I went through this as well it’s just another way for you to get sucked in don’t do it! Resist the urge to figure things out ❤️
I deal with HOCD and believe me, I’ve done the same thing so many times and attributed the desire to ‘check’ (a compulsion) to the desire to think the thoughts/want them. But that’s just the OCD (and the fact that people across themes have described the same feeling shows that it is). I think maybe when you tell yourself “no, that’s terrible, stop thinking about it...” it’s you resisting the thoughts.
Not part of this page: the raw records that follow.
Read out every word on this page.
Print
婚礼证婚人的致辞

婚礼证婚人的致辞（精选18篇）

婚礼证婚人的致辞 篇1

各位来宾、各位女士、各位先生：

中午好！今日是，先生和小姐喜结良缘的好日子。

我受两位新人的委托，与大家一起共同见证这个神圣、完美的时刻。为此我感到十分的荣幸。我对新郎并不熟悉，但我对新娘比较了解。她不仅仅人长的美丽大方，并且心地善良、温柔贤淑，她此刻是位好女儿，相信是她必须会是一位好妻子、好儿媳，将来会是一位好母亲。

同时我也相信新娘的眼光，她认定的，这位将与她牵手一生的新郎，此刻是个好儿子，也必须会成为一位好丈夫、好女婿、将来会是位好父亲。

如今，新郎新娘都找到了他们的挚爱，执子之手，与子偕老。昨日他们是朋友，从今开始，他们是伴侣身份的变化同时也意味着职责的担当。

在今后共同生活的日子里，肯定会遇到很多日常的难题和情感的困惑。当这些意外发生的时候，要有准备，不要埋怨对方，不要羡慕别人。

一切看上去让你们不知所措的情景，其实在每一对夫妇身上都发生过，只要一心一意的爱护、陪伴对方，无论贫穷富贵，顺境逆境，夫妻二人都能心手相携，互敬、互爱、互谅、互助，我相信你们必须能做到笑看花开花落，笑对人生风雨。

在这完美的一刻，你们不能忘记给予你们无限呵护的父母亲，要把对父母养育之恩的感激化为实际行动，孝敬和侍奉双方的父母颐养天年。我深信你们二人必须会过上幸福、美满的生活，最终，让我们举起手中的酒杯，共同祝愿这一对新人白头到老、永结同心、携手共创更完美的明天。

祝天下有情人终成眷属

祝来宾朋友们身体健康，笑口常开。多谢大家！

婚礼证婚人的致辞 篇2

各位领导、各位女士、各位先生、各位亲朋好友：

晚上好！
Instead, I find it helps to do a mini mindfulness/meditation, and sit in the thought and tell yourself “huh, maybe, but I’m going to keep doing what i’m doing and not worry about that thought”. Rather than giving the thought a negative reaction (“no, that’s terrible..”) or an overly positive one (“ya, I do like that”), giving it a neutral reaction tells your brain that the thought really does not matter, and that you are going to live by your values and by your own decisions, and not how your OCD tells you to live. Eventually the thoughts (or rather the anxiety and value that you give to them) will become fewer, and things will start to make sense again. I hope this helped a little bit!
That has helped a lot! This all has. Thank you all so much. I honestly don’t know where I’d be if it wasn’t for this app.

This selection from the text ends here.